Each of these issues can and will be tackled on its own. But it is worth understanding what the wider agenda is – and why the vested interests of government as well as certain religious leaders is deeply implicated.
Institutional Christianity has been on the wane in terms of numbers, money, power and influence for some time. Arguably a slow, incremental process of disestablishment has been taking place since the Reform Acts in the nineteenth century. Meanwhile, other religious communities (notably Muslim and Black Christian ones in urban areas) have been growing, but against a background of racism, suspicion and inequality in the wider culture.
So you have an Established Church that feels it has reached a point where its self-preservation is on the line and other churches and faith leaders who feel (rightly or wrongly) that they would be vulnerable if the position of the Church of England was irreparably damaged. This creates the conditions for a potential wider alliance of ‘the religious’ within the secular realm. Ironically, such an alliance may be reinforced by the visceral, partial and intemperate attacks launched upon religion as such (an unhelpful abstraction, at best) by those denounced by their targets as ‘media atheists’. The danger is that reactionary solutions emerge from the clash and convergence of mutually reinforcing ‘victim narratives’.

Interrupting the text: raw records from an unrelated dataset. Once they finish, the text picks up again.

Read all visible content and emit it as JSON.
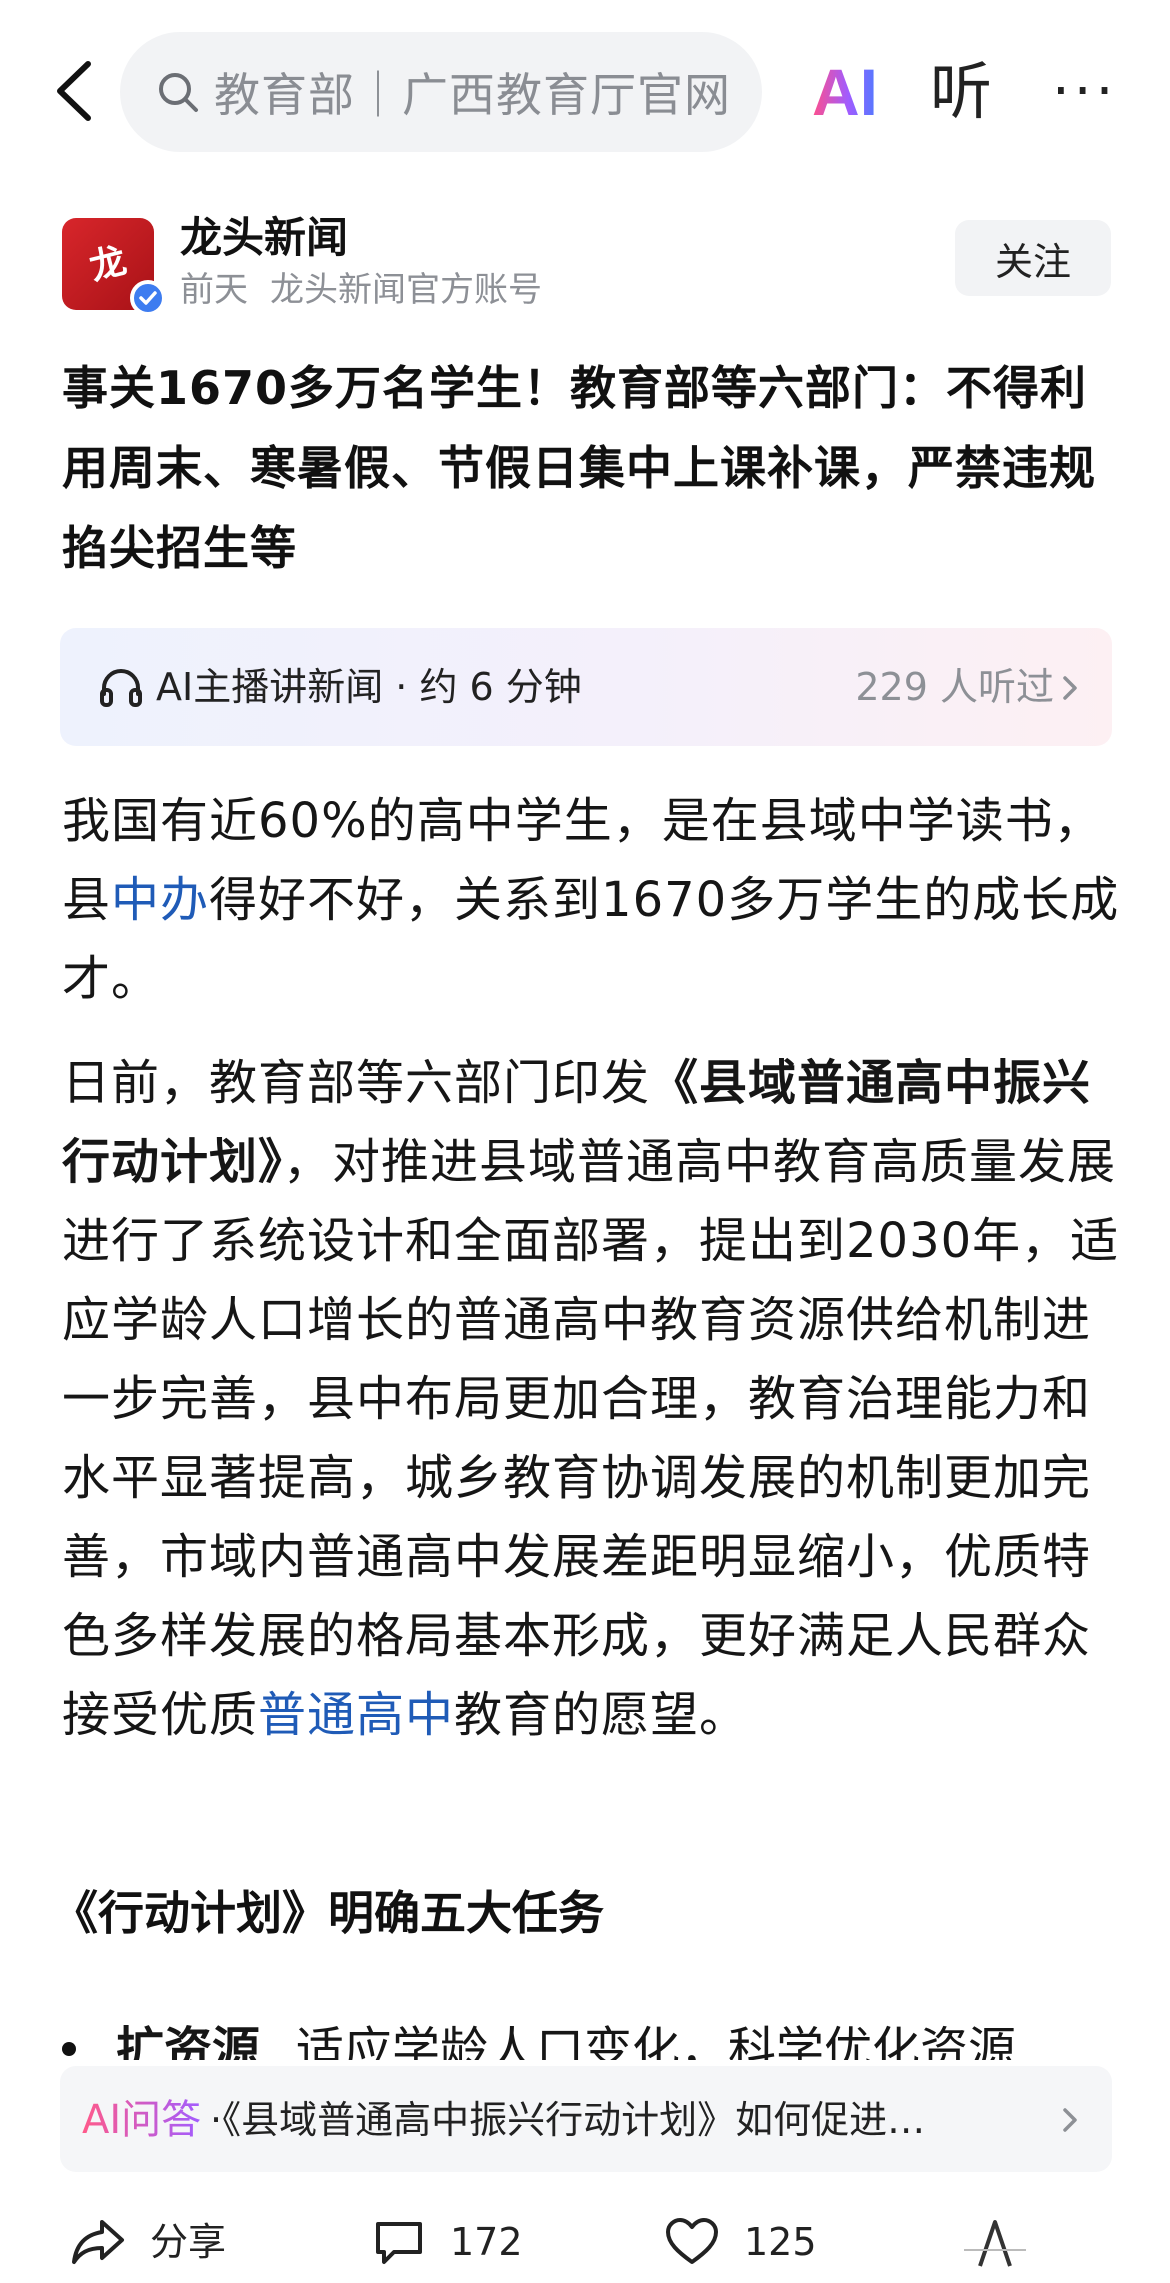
{
  "topbar": {
    "search_text": "教育部｜广西教育厅官网",
    "ai_label": "AI",
    "listen_label": "听",
    "more_label": "···"
  },
  "author": {
    "name": "龙头新闻",
    "time": "前天",
    "desc": "龙头新闻官方账号",
    "follow_label": "关注"
  },
  "article": {
    "title": "事关1670多万名学生！教育部等六部门：不得利用周末、寒暑假、节假日集中上课补课，严禁违规掐尖招生等",
    "player_text": "AI主播讲新闻 · 约 6 分钟",
    "player_count": "229 人听过",
    "p1_a": "我国有近60%的高中学生，是在县域中学读书，县",
    "p1_link": "中办",
    "p1_b": "得好不好，关系到1670多万学生的成长成才。",
    "p2_a": "日前，教育部等六部门印发",
    "p2_strong": "《县域普通高中振兴行动计划》",
    "p2_b": "，对推进县域普通高中教育高质量发展进行了系统设计和全面部署，提出到2030年，适应学龄人口增长的普通高中教育资源供给机制进一步完善，县中布局更加合理，教育治理能力和水平显著提高，城乡教育协调发展的机制更加完善，市域内普通高中发展差距明显缩小，优质特色多样发展的格局基本形成，更好满足人民群众接受优质",
    "p2_link": "普通高中",
    "p2_c": "教育的愿望。",
    "heading": "《行动计划》明确五大任务",
    "bullet_strong": "扩资源",
    "bullet_text": "适应学龄人口变化，科学优化资源"
  },
  "qa": {
    "label": "AI问答",
    "text": "·《县域普通高中振兴行动计划》如何促进…"
  },
  "bottombar": {
    "share_label": "分享",
    "comment_count": "172",
    "like_count": "125"
  },
  "icons": {
    "back": "back-arrow-icon",
    "search": "search-icon",
    "headphones": "headphones-icon",
    "chevron": "chevron-right-icon",
    "share": "share-icon",
    "comment": "comment-icon",
    "like": "heart-icon"
  }
}
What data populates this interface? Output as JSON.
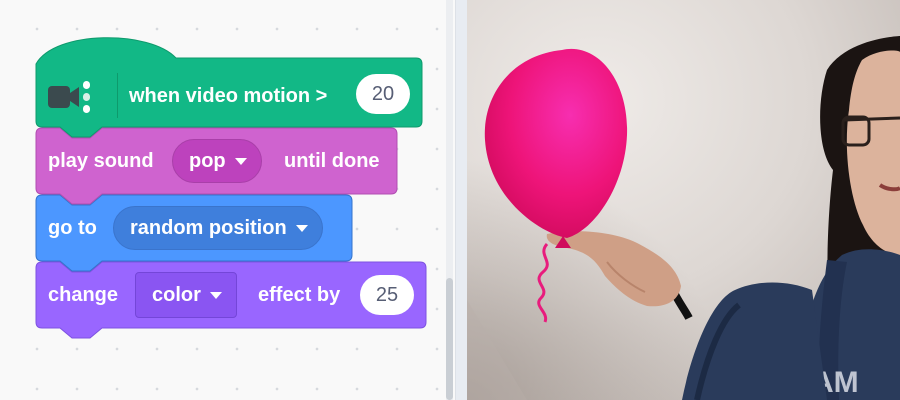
{
  "blocks": {
    "hat": {
      "label": "when video motion >",
      "value": "20",
      "icon": "video-sensing-icon",
      "color": "#12b886"
    },
    "play_sound": {
      "label_before": "play sound",
      "dropdown": "pop",
      "label_after": "until done",
      "color": "#cf63cf"
    },
    "go_to": {
      "label": "go to",
      "dropdown": "random position",
      "color": "#4c97ff"
    },
    "change_effect": {
      "label_before": "change",
      "dropdown": "color",
      "label_after": "effect by",
      "value": "25",
      "color": "#9966ff"
    }
  },
  "stage": {
    "scene": "video feed with pink balloon sprite",
    "balloon_color": "#f0197d"
  }
}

What is crucial to understand, moreover, is that at a time when the institutional fabric of the churches is declining, their capacity to mobilise what still amounts to a huge army of volunteers and projects is considerable. This is why, in a contract culture reinforced by ‘consumer choice’ ideology, and with the government worried about funding issues and the political demand for more effective, measurable and local services, the idea of involving ever more faith groups in welfare and education provision has taken strong hold.
A lot of public money is at stake. At Ekklesia we perceive this as a religious form of a ‘new deal’. Government and the churches (and increasingly other religious groups) are seeking to solve their respective problems of sustainability and legitimacy by getting into bed together over schools and public services. One of the results is that differences over issues of equality, say, become much more sharp, and systemic. Thus the utility of a wider ‘settlement for religion’ coming in to ‘solve’ this through general exemptions – but at the risk of undermining the very notions of universality and shared public-ness upon which our threatened social fabric has been built. As Anthony Barnett suggests, it all fits together. And the issues involved are very large indeed.

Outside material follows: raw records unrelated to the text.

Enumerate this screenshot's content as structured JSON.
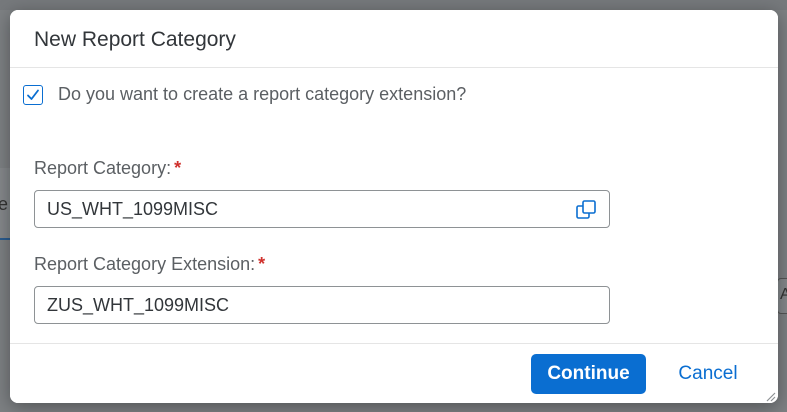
{
  "background": {
    "left_tab_char": "e",
    "right_button_char": "Ac"
  },
  "dialog": {
    "title": "New Report Category",
    "checkbox": {
      "label": "Do you want to create a report category extension?",
      "checked": true
    },
    "fields": [
      {
        "label": "Report Category:",
        "required_marker": "*",
        "value": "US_WHT_1099MISC",
        "icon": "value-help-icon"
      },
      {
        "label": "Report Category Extension:",
        "required_marker": "*",
        "value": "ZUS_WHT_1099MISC"
      }
    ],
    "footer": {
      "continue_label": "Continue",
      "cancel_label": "Cancel"
    }
  },
  "colors": {
    "accent": "#0a6ed1",
    "required": "#d0312d",
    "text": "#32363a",
    "label": "#5b5f63"
  }
}
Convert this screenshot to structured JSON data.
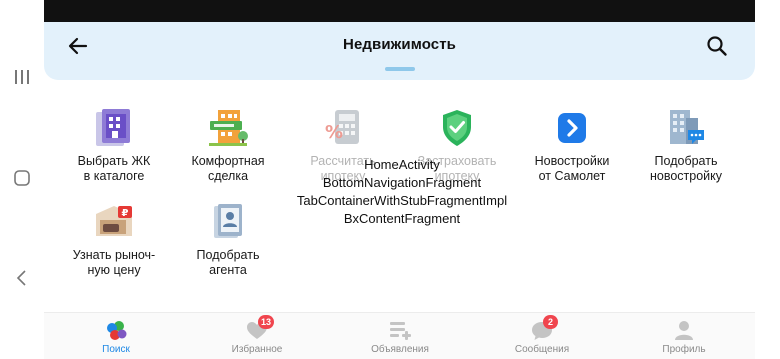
{
  "header": {
    "title": "Недвижимость",
    "back_icon": "arrow-left-icon",
    "search_icon": "search-icon"
  },
  "tiles": [
    {
      "label_1": "Выбрать ЖК",
      "label_2": "в каталоге",
      "icon": "building-catalog-icon"
    },
    {
      "label_1": "Комфортная",
      "label_2": "сделка",
      "icon": "sold-house-icon"
    },
    {
      "label_1": "Рассчитать",
      "label_2": "ипотеку",
      "icon": "calculator-percent-icon"
    },
    {
      "label_1": "Застраховать",
      "label_2": "ипотеку",
      "icon": "shield-check-icon"
    },
    {
      "label_1": "Новостройки",
      "label_2": "от Самолет",
      "icon": "samolet-logo-icon"
    },
    {
      "label_1": "Подобрать",
      "label_2": "новостройку",
      "icon": "building-chat-icon"
    },
    {
      "label_1": "Узнать рыноч-",
      "label_2": "ную цену",
      "icon": "room-price-icon"
    },
    {
      "label_1": "Подобрать",
      "label_2": "агента",
      "icon": "agent-card-icon"
    }
  ],
  "debug_overlay": {
    "line_1": "HomeActivity",
    "line_2": "BottomNavigationFragment",
    "line_3": "TabContainerWithStubFragmentImpl",
    "line_4": "BxContentFragment"
  },
  "bottom_nav": [
    {
      "label": "Поиск",
      "icon": "search-bubbles-icon",
      "badge": ""
    },
    {
      "label": "Избранное",
      "icon": "heart-icon",
      "badge": "13"
    },
    {
      "label": "Объявления",
      "icon": "add-listing-icon",
      "badge": ""
    },
    {
      "label": "Сообщения",
      "icon": "chat-icon",
      "badge": "2"
    },
    {
      "label": "Профиль",
      "icon": "profile-icon",
      "badge": ""
    }
  ],
  "colors": {
    "accent": "#1e88e5",
    "header_bg": "#e3f1fb",
    "badge": "#f0454e"
  }
}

What is particularly sad is that Dr Williams, whose perhaps clumsy attempts to mediate these issues have brought them into focus, came to his archiepiscopacy from the disestablished Church in Wales. He was once arrested on an anti-nuclear weapons protest, he was associated with the distinctly radical Jubilee Group of Anglo-Catholic socialists, and he still has a generosity of spirit and a depth of intellectual outlook from which you might expect much, much better.
But the Archbishop has now been thoroughly sucked into the Establishment he heads, partly because his painstaking desire to see all sides and balance all interests can so easily be exploited by those with a sharper eye to the political main chance. His direct intentions may arise from personal good will (few who know him would doubt that), but the misguided version of pluralism he is coming to espouse is now part of the problem, not part of the solution.